Pilger auf dem Weg nach Mekka
Léon Belly (1827-1877)
Pilger auf dem Weg nach Mekka
1861
Öl auf Leinwand
H. 161; B. 242 cm
© RMN-Grand Palais (Musée d'Orsay) / Hervé Léwandowski


Pilger auf dem Weg nach Mekka (Ausschnitt)

Pèlerins allant à la Mecque [Pilger auf dem Weg nach Mekka]


Für dieses Gemälde, das von Beginn an als ein Meisterwerk der orientalistischen Maler gilt, stellt Belly auf einem beeindruckend großen Format ein anspruchsvolles Sujet dar. Es zeigt den Marsch einer langen Karawane in der Wüste auf dem Weg nach Mekka, der heiligen Stadt des Islams und dem Wallfahrtsort der Moslems.

Auf dem Salon von 1861 wird Belly für seine Pilger mit einer Medaille erster Klasse - der höchsten Auszeichnung - geehrt.
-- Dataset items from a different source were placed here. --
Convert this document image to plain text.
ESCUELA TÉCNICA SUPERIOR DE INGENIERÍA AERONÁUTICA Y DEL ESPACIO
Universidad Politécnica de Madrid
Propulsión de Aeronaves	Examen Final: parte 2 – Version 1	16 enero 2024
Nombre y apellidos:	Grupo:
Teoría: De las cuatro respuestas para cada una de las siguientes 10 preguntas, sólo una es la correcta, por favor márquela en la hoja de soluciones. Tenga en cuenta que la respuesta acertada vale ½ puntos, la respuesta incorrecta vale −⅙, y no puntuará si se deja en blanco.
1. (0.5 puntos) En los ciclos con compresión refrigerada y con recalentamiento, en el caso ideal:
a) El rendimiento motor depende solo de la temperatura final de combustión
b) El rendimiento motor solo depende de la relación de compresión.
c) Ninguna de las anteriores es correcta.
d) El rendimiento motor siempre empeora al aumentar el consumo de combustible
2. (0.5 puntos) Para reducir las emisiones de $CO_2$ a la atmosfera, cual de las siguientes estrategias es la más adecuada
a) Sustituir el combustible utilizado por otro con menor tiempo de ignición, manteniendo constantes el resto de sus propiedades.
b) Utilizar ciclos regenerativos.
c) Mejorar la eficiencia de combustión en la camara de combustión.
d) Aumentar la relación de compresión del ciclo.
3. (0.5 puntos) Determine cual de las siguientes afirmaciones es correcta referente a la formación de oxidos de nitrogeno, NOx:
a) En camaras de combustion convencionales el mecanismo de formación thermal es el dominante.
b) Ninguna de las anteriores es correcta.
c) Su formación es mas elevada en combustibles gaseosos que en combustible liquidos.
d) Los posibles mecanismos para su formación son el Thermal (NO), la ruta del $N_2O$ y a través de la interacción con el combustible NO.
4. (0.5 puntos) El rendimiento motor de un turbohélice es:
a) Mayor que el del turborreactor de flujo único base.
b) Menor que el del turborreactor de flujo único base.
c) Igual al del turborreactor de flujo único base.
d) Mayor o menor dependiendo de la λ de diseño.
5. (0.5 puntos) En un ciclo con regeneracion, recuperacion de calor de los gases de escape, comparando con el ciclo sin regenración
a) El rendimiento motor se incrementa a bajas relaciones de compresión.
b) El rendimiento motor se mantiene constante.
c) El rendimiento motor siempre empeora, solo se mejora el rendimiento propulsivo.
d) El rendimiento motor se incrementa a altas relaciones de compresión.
Das Publikum reagiert insbesondere auf den langen Zug, der auf den Betrachter zuzuschreiten scheint. Ein Kritiker berichtet auch, dass „man auf dem Rückweg vom Salon den Eindruck hatte, jeder Besucher sei Teil der Karawane gewesen”. Doch es werden auch gegensätzliche Stimmen laut. In der Gazette des Beaux-arts wirft ein Kritiker Belly vor, sich nicht an bestimmte Konventionen gehalten zu haben: „Die Pilger auf dem Weg nach Mekka bilden eine zu dichtgedrängte Gruppe und die Proportion der Kamele ist im Vergleich zu den menschlichen Figuren übertrieben”.

Es gelingt dem Künstler auf sehr subtile Weise, dem Werk eine ökumenische Dimension zu verleihen. Auf der linken Seite des Bildes sind drei Figuren zu erkennen: Ein Mann geht neben einer auf einem Esel reitenden Frau mit Kind. Dieses Motiv, das in der Malerei sehr oft aufgenommen wird, verweist eindeutig auf die „Flucht aus Ägypten” von Maria, Joseph und Jesus. Mit dieser Assoziation illustriert Belly seine Vorstellung, dass es jenseits aller Aufspaltungen eine universelle Religion, einen Glauben an einen einzigen Gott gibt.